Die Beschäftigten am Standort traf die Nachricht nämlich aus heiterem Himmel. Auch wenn klar war, dass es Probleme gibt. Das bestätigt auch der Gesamtbetriebsratsvorsitzende Werner Wiedemann. „Es gab zuletzt durchaus Vermutungen und Spekulationen, dass es einen Stellenabbau geben könnte, aber bei weitem nicht in dieser Dimension“, so Wiedemann. Eine niedrige bis mittlere dreistellige Zahl kursierte, dazu die Vermutung, dass dieser Abbau ausschließlich sozial verträglich gelöst werden könnte. Das ist zwar nach wie vor das Ziel des Konzerns, betriebsbedingte Kündigungen werden aber dennoch nicht mehr gänzlich ausgeschlossen.
Besonders bitter in dieser Lage: Weil eine gewöhnliche Mitarbeiterversammlung
der Corona-bestimmungen wegen nicht möglich war, erfuhr die Mehrzahl der Beschäftigten per Videokonferenz von dem Plan massiver Stellenstreichungen. Etwa 2500 Mitarbeiter hatten sich online zugeschaltet, weitere 700 wurden gemäß geltender Coronaund Abstandsregeln an verschiedenen Informationsstandorten vor Ort per Videoschalte unterrichtet. Der Rest, so vermutet Wiedemann, war nicht dabei, weil er von keinen allzu schlechten Nachrichten ausgegangen war. „Nachdem alle Redner durch waren, herrschte eine gespenstische Stille“, schildert der Arbeitnehmervertreter seine Eindrücke von der Konferenz.

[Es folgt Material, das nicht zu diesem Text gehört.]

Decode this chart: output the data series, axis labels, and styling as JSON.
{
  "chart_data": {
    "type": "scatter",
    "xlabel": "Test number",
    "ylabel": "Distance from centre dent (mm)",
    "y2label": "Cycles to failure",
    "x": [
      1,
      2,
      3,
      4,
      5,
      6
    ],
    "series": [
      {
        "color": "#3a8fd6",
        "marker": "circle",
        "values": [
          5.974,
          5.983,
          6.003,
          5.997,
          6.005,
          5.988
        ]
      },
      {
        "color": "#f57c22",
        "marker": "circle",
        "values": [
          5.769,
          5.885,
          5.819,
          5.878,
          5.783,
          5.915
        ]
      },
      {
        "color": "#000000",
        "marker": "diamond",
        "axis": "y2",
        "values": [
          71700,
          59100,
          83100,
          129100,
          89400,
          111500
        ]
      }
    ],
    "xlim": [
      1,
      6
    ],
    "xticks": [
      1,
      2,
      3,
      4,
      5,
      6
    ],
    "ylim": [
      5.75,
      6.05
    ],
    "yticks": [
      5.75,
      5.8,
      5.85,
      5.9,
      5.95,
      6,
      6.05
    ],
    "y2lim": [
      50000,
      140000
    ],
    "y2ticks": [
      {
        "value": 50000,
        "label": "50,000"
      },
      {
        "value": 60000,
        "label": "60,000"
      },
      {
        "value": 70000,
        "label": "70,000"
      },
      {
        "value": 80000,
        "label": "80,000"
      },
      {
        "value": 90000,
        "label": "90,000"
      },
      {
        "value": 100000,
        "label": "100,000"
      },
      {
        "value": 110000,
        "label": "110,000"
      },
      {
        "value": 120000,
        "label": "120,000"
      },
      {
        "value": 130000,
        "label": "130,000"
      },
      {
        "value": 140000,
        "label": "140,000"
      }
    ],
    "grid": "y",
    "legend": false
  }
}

Schon die Nachricht über den geplanten Abbau von bis zu 1000 Stellen bei Premium Aerotec hat aufhorchen lassen – auch Vertreter der
Stadtregierung. Augsburgs Oberbürgermeisterin Eva Weber (CSU) lässt jetzt wissen: „Die aktuellen Entwicklungen sind natürlich große Herausforderungen für den Wirtschaftsstandort Augsburg. Wir müssen zunächst genau differenzieren, woher die Ursachen für die Probleme der einzelnen Unternehmen kommen.“Nicht alles könnte auf die Corona-krise zurückgeführt werden.
Wie schon im Fall von Premium Aerotec soll auch diesmal unter anderem die Augsburger Allianz für Arbeitsplätze aktiv werden. Darüber hinaus soll die Staatsregierung helfen. „Wir befinden uns in Gesprächen über die nächsten notwendigen Schritte in Sachen MAN und Wirtschaftsstandort Augsburg sowie über mögliche Unterstützungen durch den Freistaat“, so Weber.
Auf dem Arbeitsmarkt wird die Luft nämlich langsam dünner. Waren vor Corona Fach- und Spezialkräfte händeringend gesucht, hat die Krise dafür gesorgt, dass entsprechende Beschäftigte zwar nach wie vor gefragt sind, aber nicht mehr in diesem Maße. Dazu wird die Auswahl an freien Stellen in Wohnortnähe kleiner.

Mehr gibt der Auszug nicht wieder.